S’il y a une grosse blessure qui lui a fait craindre le pire, c’est bien celle qu’il a subie alors qu’il évoluait avec les Bears de Hershey lors d’un combat face au coriace Peter Vandermeer des Bulldogs de Hamilton en octobre 2005. «J’ai eu ses doigts dans les yeux. J’ai dû être opéré d’urgence à Toronto. On pensait même que j’allais peut-être perdre la vue. J’ai eu des tubes dans les yeux. J’ai manqué une période de temps et j’ai joué avec une visière complète pendant 30 parties. C’était bon pour moi, car je n’avais plus besoin de me battre malgré le rôle que je faisais. C’est cependant la plus grosse blessure que j’ai subie. J’ai eu vraiment peur cette fois. Tu te remets en question. En sortant de l’hôpital, le docteur m’avait dit qu’il ne croyait pas que je pourrais rejouer.»

Une fois de retour à Hershey, il a finalement appris que la blessure était moins grave que prévu. Malgré tout, cela ne l’a pas empêché de remplir son rôle par la suite.

Pour les bagarres, mais dans une certaine mesure

De nos jours, les combats sont pratiquement en voie d’extinction, ce qui est une bonne chose en soi pour la santé des joueurs. Par exemple, chez les Tigres, Félix Paré est celui qui démontre les meilleures dispositions lorsque vient le temps de jeter les gants. Cependant, jamais Robitaille n’osera obliger son protégé à se battre. Il demeure cependant d’avis que les bagarres ont encore une certaine utilité pour des situations bien précises. «Le hockey a vraiment changé ces dernières années. Il est aujourd’hui beaucoup plus rapide, spectaculaire et offensif. Je ne suis pas en faveur des batailles planifiées. Si nous enlevons les bagarres, j’aurais toutefois peur pour la sécurité des joueurs. Nous parlons qu’il y a beaucoup de coups salauds. S’il y en a un, c’est qu’il y a eu quelque chose de grave. Ça peut aussi changer le rythme ou mettre de l’ambiance dans l’aréna. Ça prend des gars qui sont prêts à le faire. Je me vois mal dire à un gars de se battre. Ce que nous voulons, c’est que les gars jouent au hockey. Il faut garder les joueurs honnêtes. En sachant qu’il y a un prix à payer pour certains gestes, ça va éviter des coups salauds. Je conserverais donc les batailles, mais de manière contrôlée comme elles le sont présentement.
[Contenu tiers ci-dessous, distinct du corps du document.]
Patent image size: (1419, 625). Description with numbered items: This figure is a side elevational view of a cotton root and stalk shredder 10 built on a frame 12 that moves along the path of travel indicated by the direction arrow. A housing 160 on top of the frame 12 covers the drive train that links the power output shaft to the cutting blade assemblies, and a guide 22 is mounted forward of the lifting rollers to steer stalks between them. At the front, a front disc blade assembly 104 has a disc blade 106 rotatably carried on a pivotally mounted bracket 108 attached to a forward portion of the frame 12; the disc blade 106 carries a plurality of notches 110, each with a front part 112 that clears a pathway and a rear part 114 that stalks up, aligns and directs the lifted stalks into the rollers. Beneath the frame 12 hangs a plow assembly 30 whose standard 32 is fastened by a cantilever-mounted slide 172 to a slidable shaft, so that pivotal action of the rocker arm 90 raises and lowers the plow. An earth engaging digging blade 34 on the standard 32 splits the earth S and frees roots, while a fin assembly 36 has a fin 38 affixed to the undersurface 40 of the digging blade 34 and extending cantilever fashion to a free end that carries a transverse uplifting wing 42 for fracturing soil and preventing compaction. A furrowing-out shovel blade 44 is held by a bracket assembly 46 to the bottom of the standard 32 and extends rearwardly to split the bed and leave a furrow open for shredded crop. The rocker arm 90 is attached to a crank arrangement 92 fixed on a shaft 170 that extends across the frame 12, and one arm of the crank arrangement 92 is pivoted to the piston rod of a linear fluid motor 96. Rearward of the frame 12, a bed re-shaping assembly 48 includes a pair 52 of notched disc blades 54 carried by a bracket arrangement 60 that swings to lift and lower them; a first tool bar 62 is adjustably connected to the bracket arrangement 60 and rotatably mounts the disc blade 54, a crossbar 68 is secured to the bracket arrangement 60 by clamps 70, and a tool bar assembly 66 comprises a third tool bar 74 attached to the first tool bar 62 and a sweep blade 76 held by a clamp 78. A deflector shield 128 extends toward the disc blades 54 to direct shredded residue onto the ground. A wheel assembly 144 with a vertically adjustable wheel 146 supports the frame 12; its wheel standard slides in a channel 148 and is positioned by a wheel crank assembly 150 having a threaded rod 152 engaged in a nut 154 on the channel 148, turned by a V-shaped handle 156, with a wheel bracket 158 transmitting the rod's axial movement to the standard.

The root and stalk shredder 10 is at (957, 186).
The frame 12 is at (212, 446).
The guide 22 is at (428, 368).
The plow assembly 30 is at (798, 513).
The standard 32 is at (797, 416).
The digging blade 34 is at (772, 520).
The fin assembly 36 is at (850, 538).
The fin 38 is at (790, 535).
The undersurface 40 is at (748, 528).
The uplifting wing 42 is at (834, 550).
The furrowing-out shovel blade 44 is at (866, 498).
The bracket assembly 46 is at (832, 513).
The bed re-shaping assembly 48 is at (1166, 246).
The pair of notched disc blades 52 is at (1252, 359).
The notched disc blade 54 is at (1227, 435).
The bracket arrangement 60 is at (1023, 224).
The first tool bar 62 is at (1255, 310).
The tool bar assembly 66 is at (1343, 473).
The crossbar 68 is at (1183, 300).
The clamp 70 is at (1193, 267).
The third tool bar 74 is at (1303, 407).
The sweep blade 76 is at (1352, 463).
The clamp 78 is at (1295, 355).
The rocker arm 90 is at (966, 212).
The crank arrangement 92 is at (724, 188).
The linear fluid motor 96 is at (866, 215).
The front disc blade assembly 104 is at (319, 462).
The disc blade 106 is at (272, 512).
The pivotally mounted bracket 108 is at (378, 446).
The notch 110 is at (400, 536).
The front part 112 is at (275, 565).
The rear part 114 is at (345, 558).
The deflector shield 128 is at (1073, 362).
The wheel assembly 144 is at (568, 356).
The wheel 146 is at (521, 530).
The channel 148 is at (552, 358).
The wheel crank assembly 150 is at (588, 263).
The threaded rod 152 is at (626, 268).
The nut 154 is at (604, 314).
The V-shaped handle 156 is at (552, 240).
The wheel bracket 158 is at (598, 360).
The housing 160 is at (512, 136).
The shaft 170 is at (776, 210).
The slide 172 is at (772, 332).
L’an dernier, l’ancien hockeyeur Dan Carcillo a lancé un important cri du cœur concernant sa condition actuelle. Petite peste avérée qui a remporté à deux reprises la coupe Stanley et livré de nombreux combats, l’Ontarien de 34 ans avait mentionné que si on lui proposait de retirer son nom de sur la coupe Stanley, il n’hésiterait pas, à condition que cela lui permette de retrouver la santé. «Je ne connais pas la situation de Dan. Chaque joueur a sa propre opinion sur son passé. Je ne sais pas ce qu’il a vécu à l’extérieur de la patinoire et la façon dont il a été traité par ses anciennes équipes. J’ai eu plusieurs affrontements avec lui au cours de ma carrière. Je vais lui laisser sa propre opinion concernant le fait de retirer ou non son nom de la coupe Stanley. Moi, ça aurait été un rêve de voir mon nom y être gravé et ce l’est encore aujourd’hui. […] Ultimement, c’était mon choix de me battre. Personne ne m’a forcé à le faire. Je me plaisais à faire ça.»